Another way of preventing overfitting, besides limiting the model's capacity, is by improving the quality of your data. The most obvious choice would be **outlier/noise** removal, however in practice their usefulness is limited. A more common way (especially in image-related tasks) is **data augmentation**. Here we attempt randomly transform the training examples so that while they appear to the model to be different, they convey the same semantic information (e.g. left-right flipping on images).  
[Data augmentation overview](http://cs231n.stanford.edu/reports/2017/pdfs/300.pdf)

### Practical suggestions:

- By far the most effective regularization technique is **dropout**, meaning that it should be the first you should use. However, you don't need to (and probably shouldn't) place dropout everywhere! The most prone layers to overfitting are the Fully Connected (FC) layers, because they contain the most parameters. Dropout should be applied to these layers (impacting their connections to the next layer). 
- **Batch normalization**, besides having a regularization effect aids your model in several other ways (e.g. speeds up convergence, allows for the use of higher learning rates). It too should be used in FC layers.
- As mentioned previously it also may be beneficial to stop your model earlier in the training phase than scheduled. The problem with **early stopping** is that there is no guarantee that, at any given point, the model won't start improving again. A more practical approach than early stopping is storing the weights of the model that achieve the best performance on the validation set. Be cautious, however, as this is not an unbiased estimate of the performance of your model (just better than the training set). You **can** also overfit on the validation set. More on that later.  
[keras implementation](https://keras.io/callbacks/#modelcheckpoint)
- In some applications (e.g. image related tasks), it is highly recommended to follow an already established architecture (e.g. VGG, ResNet, Inception), that you can find ImageNet weights for. The generic nature of this dataset, allows the features to be in turn generic enough to be used for any image related task. Besides being robust to overfitting this will greatly reduce the training time.  
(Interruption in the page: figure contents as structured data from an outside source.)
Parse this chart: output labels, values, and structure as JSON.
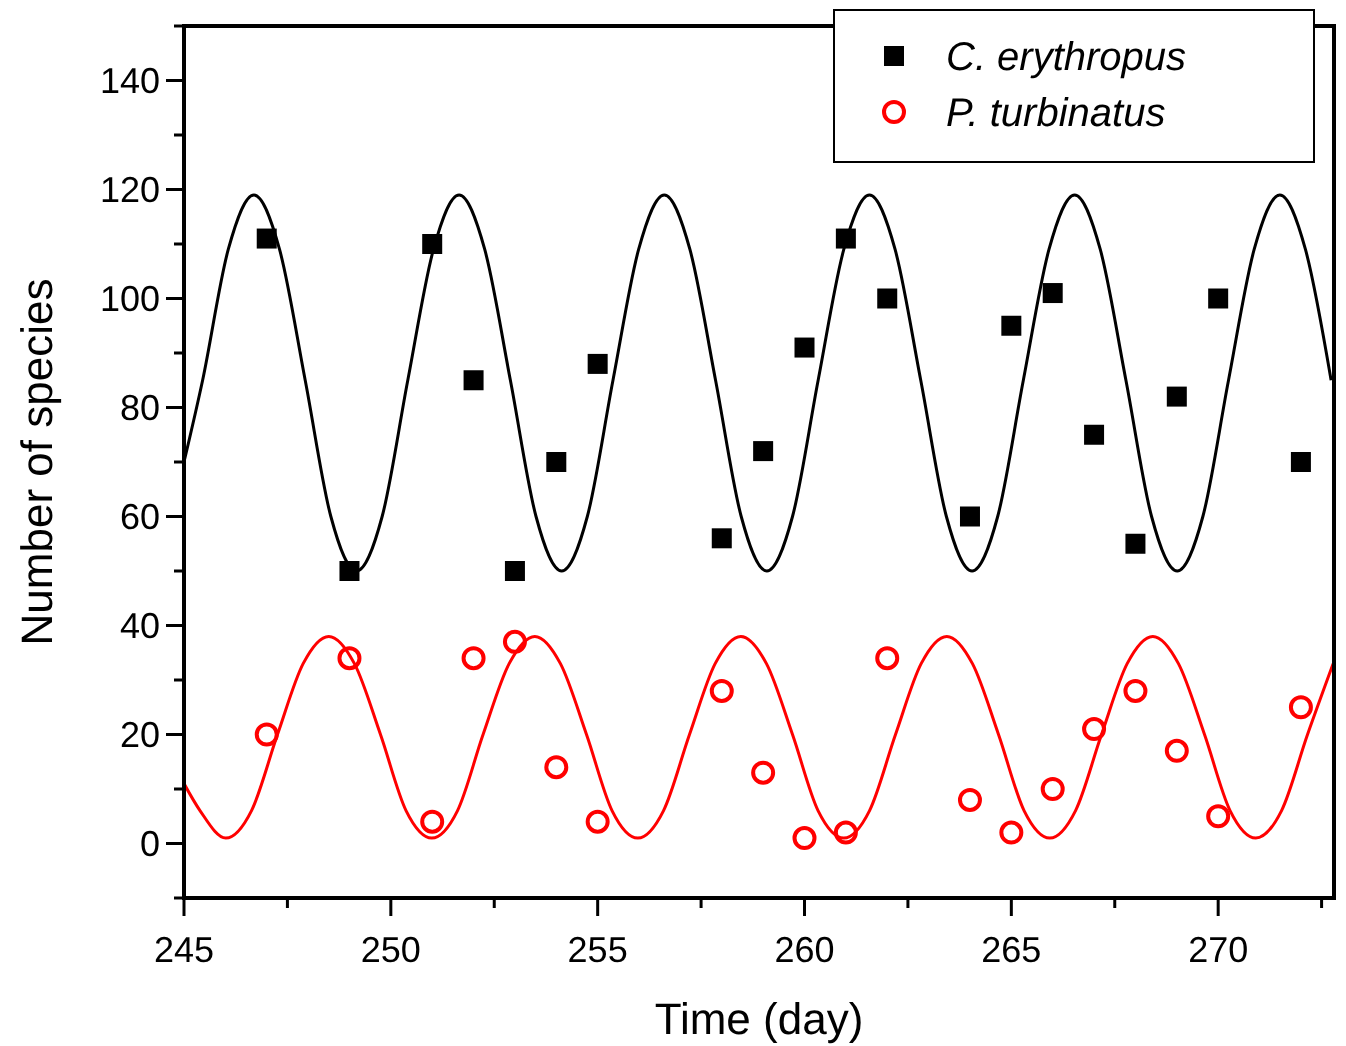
{
  "chart_data": {
    "type": "scatter",
    "xlabel": "Time (day)",
    "ylabel": "Number of species",
    "xlim": [
      245,
      272.8
    ],
    "ylim": [
      -10,
      150
    ],
    "xticks": [
      245,
      {
        "value": 247.5,
        "label": null
      },
      250,
      {
        "value": 252.5,
        "label": null
      },
      255,
      {
        "value": 257.5,
        "label": null
      },
      260,
      {
        "value": 262.5,
        "label": null
      },
      265,
      {
        "value": 267.5,
        "label": null
      },
      270,
      {
        "value": 272.5,
        "label": null
      }
    ],
    "yticks": [
      {
        "value": -10,
        "label": null
      },
      0,
      {
        "value": 10,
        "label": null
      },
      20,
      {
        "value": 30,
        "label": null
      },
      40,
      {
        "value": 50,
        "label": null
      },
      60,
      {
        "value": 70,
        "label": null
      },
      80,
      {
        "value": 90,
        "label": null
      },
      100,
      {
        "value": 110,
        "label": null
      },
      120,
      {
        "value": 130,
        "label": null
      },
      140,
      {
        "value": 150,
        "label": null
      }
    ],
    "legend": "top right",
    "grid": false,
    "series": [
      {
        "name": "C. erythropus",
        "marker": "square",
        "color": "#000000",
        "x": [
          247,
          249,
          251,
          252,
          253,
          254,
          255,
          258,
          259,
          260,
          261,
          262,
          264,
          265,
          266,
          267,
          268,
          269,
          270,
          272
        ],
        "values": [
          111,
          50,
          110,
          85,
          50,
          70,
          88,
          56,
          72,
          91,
          111,
          100,
          60,
          95,
          101,
          75,
          55,
          82,
          100,
          70
        ]
      },
      {
        "name": "P. turbinatus",
        "marker": "circle",
        "color": "#ff0000",
        "x": [
          247,
          249,
          251,
          252,
          253,
          254,
          255,
          258,
          259,
          260,
          261,
          262,
          264,
          265,
          266,
          267,
          268,
          269,
          270,
          272
        ],
        "values": [
          20,
          34,
          4,
          34,
          37,
          14,
          4,
          28,
          13,
          1,
          2,
          34,
          8,
          2,
          10,
          21,
          28,
          17,
          5,
          25
        ]
      },
      {
        "type": "line",
        "marker": "none",
        "color": "#000000",
        "x": [
          245,
          245.45,
          246.07,
          246.69,
          247.31,
          247.93,
          248.55,
          249.17,
          249.79,
          250.41,
          251.03,
          251.65,
          252.27,
          252.89,
          253.51,
          254.13,
          254.75,
          255.37,
          255.99,
          256.61,
          257.23,
          257.85,
          258.47,
          259.09,
          259.71,
          260.33,
          260.95,
          261.57,
          262.19,
          262.81,
          263.43,
          264.05,
          264.67,
          265.29,
          265.91,
          266.53,
          267.15,
          267.77,
          268.39,
          269.01,
          269.63,
          270.25,
          270.87,
          271.49,
          272.11,
          272.73
        ],
        "values": [
          70,
          85,
          109,
          119,
          109,
          85,
          60,
          50,
          60,
          85,
          109,
          119,
          109,
          85,
          60,
          50,
          60,
          85,
          109,
          119,
          109,
          85,
          60,
          50,
          60,
          85,
          109,
          119,
          109,
          85,
          60,
          50,
          60,
          85,
          109,
          119,
          109,
          85,
          60,
          50,
          60,
          85,
          109,
          119,
          109,
          85
        ]
      },
      {
        "type": "line",
        "marker": "none",
        "color": "#ff0000",
        "x": [
          245,
          245.39,
          246.01,
          246.63,
          247.26,
          247.88,
          248.5,
          249.12,
          249.75,
          250.37,
          250.99,
          251.61,
          252.23,
          252.86,
          253.48,
          254.1,
          254.73,
          255.35,
          255.97,
          256.59,
          257.22,
          257.84,
          258.46,
          259.08,
          259.71,
          260.33,
          260.95,
          261.57,
          262.2,
          262.82,
          263.44,
          264.06,
          264.69,
          265.31,
          265.93,
          266.55,
          267.18,
          267.8,
          268.42,
          269.04,
          269.67,
          270.29,
          270.91,
          271.53,
          272.16,
          272.78
        ],
        "values": [
          11,
          6,
          1,
          6,
          20,
          33,
          38,
          33,
          20,
          6,
          1,
          6,
          20,
          33,
          38,
          33,
          20,
          6,
          1,
          6,
          20,
          33,
          38,
          33,
          20,
          6,
          1,
          6,
          20,
          33,
          38,
          33,
          20,
          6,
          1,
          6,
          20,
          33,
          38,
          33,
          20,
          6,
          1,
          6,
          20,
          33
        ]
      }
    ]
  }
}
Another use of the similar concept is the following: if your task doesn't have much data, but you can find another similar task that does, you can use **transfer learning** to reduce overfitting. First train your network for the task that has the larger dataset and then attempt to **fine-tune** the model to the one you initially wanted. The initial training will, in most cases, make your model more robust to overfitting. 
- **Data augmentation**. While it **always** helps to have a larger dataset, data augmentation techniques do have their shortcomings. More specifically, you have to be careful not to augment *too strongly*, as this might ruin the semantic content of the data. For example in image augmentation if you translate/shift/scale or adjust the brighness/contrast the image too much you'll lose much of the information it contains. Furthermore, augmentation schemes need to be implemented for each task in an ad-hoc fashion (e.g. in handwritten digit recognition the digits are usually aligned and shouldn't be rotated too much; also they shouldn't be flipped in any direction, as they aren't horizontally/vertically symetric. Same goes for medical images).  
In short be careful not to produce **non realistic** images through data augmentation. Moreover, an increased dataset size will require a longer training time. Personally, I start considering using data augmentation when I see that my model is reaching near $0$ loss on the training set.